Alors que la numérisation des outils RH s’accélère, une partie des collaborateurs reste sur le bord de la route, en difficulté face aux usages numériques les plus courants. Ce handicap discret, souvent passé sous silence, peut fragiliser le collectif et freiner les transformations. Est-il du rôle de l’entreprise d’adresser ce frein invisible ? Et surtout, comment agir avec pédagogie ?
L’illettrisme numérique : un enjeu sous-estimé
L’illettrisme numérique, ou illectronisme, désigne une maîtrise insuffisante des compétences numériques de base. Il ne s’agit pas d’un refus d’utiliser les outils digitaux, mais bien d’une difficulté à les comprendre, à les utiliser ou à en tirer parti.
En France, près de 60% des personnes en emploi ne disposent pas des bases nécessaires pour utiliser le numérique correctement dans leur quotidien professionnel. Parmi elles :
- 20% rencontrent de grandes difficultés,
- 42% possèdent des compétences limitées mais restent dépendantes d’une assistance dès que la tâche se complexifie.
Dans les faits, cela signifie qu’un salarié peut peiner à utiliser le logiciel de gestion des congés, consulter sa fiche de paie dématérialisée ou même naviguer sur l’intranet de l’entreprise. Des actions qui paraissent évidentes pour certains, mais qui, dans leur cas, représentent de véritables obstacles.
Qui sont les collaborateurs concernés ?
Une enquête menée par PIX (groupement d’intérêt public) fin 2024 révèle plusieurs profils types :
- les ouvriers (39 % des cas contre 9% des cadres),
- les salariés ayant un niveau bac ou inférieur (26% des cas),
- les seniors de plus de 55 ans (39% des cas).
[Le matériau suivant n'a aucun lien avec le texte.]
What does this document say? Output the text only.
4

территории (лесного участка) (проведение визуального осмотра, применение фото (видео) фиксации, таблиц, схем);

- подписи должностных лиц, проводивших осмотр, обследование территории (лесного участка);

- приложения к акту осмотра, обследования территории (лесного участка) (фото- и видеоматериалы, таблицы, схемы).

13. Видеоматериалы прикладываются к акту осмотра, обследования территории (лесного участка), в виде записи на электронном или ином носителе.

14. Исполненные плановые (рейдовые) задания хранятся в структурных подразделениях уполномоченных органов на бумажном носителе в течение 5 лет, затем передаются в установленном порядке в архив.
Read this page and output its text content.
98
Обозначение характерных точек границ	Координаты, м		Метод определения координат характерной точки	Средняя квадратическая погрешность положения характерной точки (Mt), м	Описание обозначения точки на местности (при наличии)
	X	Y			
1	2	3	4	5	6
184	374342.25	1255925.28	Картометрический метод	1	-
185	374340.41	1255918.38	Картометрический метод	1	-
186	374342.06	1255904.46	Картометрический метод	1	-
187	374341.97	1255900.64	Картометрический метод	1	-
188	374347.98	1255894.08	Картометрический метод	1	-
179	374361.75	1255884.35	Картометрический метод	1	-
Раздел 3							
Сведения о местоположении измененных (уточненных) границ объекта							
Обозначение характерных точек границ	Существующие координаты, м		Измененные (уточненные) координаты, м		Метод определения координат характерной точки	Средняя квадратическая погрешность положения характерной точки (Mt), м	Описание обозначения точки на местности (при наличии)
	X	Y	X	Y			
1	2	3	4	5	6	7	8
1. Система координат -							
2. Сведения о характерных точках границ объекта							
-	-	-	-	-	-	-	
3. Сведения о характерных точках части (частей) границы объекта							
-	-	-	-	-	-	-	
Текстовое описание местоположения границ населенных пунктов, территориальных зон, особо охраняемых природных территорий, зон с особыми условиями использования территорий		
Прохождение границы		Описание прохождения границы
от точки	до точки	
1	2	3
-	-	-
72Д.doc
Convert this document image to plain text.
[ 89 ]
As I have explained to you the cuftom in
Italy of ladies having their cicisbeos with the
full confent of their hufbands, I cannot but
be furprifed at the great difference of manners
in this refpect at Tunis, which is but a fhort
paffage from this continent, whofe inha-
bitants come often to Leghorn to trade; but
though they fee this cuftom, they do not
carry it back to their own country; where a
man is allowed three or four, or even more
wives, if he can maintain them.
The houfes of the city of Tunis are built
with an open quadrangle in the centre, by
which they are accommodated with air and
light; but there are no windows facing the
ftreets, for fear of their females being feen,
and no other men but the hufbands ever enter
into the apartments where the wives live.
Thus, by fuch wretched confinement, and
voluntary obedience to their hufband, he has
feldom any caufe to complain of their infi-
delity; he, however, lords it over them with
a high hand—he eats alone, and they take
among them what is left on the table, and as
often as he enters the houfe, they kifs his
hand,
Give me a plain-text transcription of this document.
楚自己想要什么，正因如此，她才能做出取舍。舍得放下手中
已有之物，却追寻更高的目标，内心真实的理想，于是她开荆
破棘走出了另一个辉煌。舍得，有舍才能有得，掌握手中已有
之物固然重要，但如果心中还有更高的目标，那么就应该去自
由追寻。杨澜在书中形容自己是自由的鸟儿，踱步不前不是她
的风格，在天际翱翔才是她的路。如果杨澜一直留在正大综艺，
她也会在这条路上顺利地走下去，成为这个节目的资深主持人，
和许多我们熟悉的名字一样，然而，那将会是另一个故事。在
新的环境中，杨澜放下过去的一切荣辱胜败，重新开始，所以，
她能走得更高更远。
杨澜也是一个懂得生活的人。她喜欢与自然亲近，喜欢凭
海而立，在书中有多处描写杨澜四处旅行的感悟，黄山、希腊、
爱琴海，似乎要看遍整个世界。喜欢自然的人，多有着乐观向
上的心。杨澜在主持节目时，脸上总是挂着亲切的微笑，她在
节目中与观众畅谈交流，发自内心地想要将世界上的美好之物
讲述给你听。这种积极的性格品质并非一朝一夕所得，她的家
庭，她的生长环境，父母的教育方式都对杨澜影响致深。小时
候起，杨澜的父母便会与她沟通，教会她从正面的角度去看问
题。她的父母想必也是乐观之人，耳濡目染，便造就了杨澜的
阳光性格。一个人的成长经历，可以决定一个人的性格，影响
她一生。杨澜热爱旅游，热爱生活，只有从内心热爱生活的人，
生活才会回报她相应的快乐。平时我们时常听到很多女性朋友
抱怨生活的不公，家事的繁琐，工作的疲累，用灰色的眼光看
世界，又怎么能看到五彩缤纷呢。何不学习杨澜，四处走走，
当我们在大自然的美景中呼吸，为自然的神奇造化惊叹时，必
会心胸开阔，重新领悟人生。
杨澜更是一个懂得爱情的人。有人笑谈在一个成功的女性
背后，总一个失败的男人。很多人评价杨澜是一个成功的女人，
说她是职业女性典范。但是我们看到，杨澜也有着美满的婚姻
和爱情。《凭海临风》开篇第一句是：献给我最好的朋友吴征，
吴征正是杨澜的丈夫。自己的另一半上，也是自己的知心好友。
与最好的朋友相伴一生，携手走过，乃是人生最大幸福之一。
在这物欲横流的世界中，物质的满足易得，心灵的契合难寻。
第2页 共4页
L’illettrisme numérique ne se limite pas aux personnes totalement éloignées du digital. La plupart des salariés concernés utilisent internet au quotidien, mais leurs usages se concentrent sur la sphère privée (moteurs de recherche, réseaux sociaux, messageries).
Quelles conséquences sur le quotidien de travail ?
Pour les collaborateurs, l’illettrisme numérique crée une double peine. Il prive d’abord l’accès à des droits et à des informations essentielles, puisque de plus en plus de démarches RH sont dématérialisées : pose de congés en ligne, bulletins de paie et accords collectifs disponibles sur Cloud, etc. Les salariés en difficulté numérique restent en marge de ces processus.
Ce frein engendre aussi un vécu plus invisible : un sentiment d’exclusion, d’anxiété, la peur de ralentir les équipes, de se tromper ou même de perdre son emploi. L’incapacité à utiliser un outil que les autres maîtrisent peut nourrir une honte silencieuse et fragiliser la confiance en soi au travail.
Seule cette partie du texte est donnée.